In a U.S. Open that is living up to its reputation, it was difficult for anyone to build a big advantage.
McDowell and Furyk were two shots ahead of Fredrik Jacobson, who had a 68. In the group another shot behind were Lee Westwood, whose Saturday-best 67 gave him another shot at his first major, and Ernie Els, who holed a long pitch for eagle on the 17th that carried him to a 68. The Big Easy is a two-time U.S. Open champion, with that first title coming 18 years ago.
Thirteen players were separated by four shots going into Sunday, a list that includes 17-year-old Beau Hossler, who followed bogeys with birdies for a 70.

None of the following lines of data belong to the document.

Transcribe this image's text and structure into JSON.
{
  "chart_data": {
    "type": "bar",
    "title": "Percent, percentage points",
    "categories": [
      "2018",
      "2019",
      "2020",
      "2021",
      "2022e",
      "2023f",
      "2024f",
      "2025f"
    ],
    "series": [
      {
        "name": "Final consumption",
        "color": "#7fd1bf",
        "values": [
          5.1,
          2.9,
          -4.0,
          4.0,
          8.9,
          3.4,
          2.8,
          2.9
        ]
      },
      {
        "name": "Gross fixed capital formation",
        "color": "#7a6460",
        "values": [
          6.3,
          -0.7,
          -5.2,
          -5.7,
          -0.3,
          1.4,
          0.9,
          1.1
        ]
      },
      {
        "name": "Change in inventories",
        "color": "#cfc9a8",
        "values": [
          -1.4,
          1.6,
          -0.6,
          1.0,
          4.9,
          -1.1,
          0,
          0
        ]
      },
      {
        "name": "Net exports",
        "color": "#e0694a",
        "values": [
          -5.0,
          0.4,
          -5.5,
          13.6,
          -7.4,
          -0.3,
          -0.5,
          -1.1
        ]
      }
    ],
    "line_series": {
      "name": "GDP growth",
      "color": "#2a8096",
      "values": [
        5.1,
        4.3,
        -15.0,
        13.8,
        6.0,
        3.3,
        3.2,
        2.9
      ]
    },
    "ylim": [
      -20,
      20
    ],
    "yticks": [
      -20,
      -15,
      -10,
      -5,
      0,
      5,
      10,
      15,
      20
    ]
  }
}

Woods, who has never won a major from behind, was five shots back. His round ended with a shot from the middle of the 18th fairway that hung up in the right collar of rough, and a stubbed chip that took a hard turn to the left some 10 feet away.
When he two-putted for his sixth bogey, his day got a little worse. Climbing the hill toward the fabled clubhouse at Olympic, a photographer brushed him and Woods banged his hand into the camera. He shook it several times, but later said he was fine.
The real hurt came from Olympic.
"It was just a tough day on the greens, and most of the day, I just kept getting that half-number, right in between clubs all day," said Woods, who was either well long or short on his approach shots.
Furyk and McDowell played together in the opening two rounds. On Sunday, much more is at stake.
But this was not shaping up as a two-man race for McDowell and Furyk.
"Looking at the leader board, you've got to look down as far as the guys at 3 or 4 (over) as having a realistic chance of winning this tournament," McDowell said.
For every bogey Hossler made, he answered with a birdie on the next hole.
His only big blunder came on the 11th, when he was too aggressive with a downhill putt and missed his par putt from 6 feet. Two holes later, he hit a heavy chip from the hazard that rolled back down a slope for another bogey. The kid just wouldn't go away, though, and suddenly he is dreaming big.
Hossler wanted to make the cut. Then, he wanted to be the low amateur. Now?
"My goal now is to win the tournament," he said.
In the 14 majors he has won, Woods was never worse than par in the pivotal third round and had a scoring average of 68.3. There was no way that was going to hold up on a course like Olympic, though Woods was expecting better than what he delivered on this Saturday.
He missed the first fairway, came up short of the third green and wound up with three bogeys through six holes.
Woods wasn't alone in making mistakes. David Toms, tied for the second-round lead with Furyk and Woods at 1 under, played that rugged six-hole stretch in 5 over and fell six shots behind with a 76.
Even with the USGA watering the course Friday night and Saturday morning, Olympic was as relentless as ever.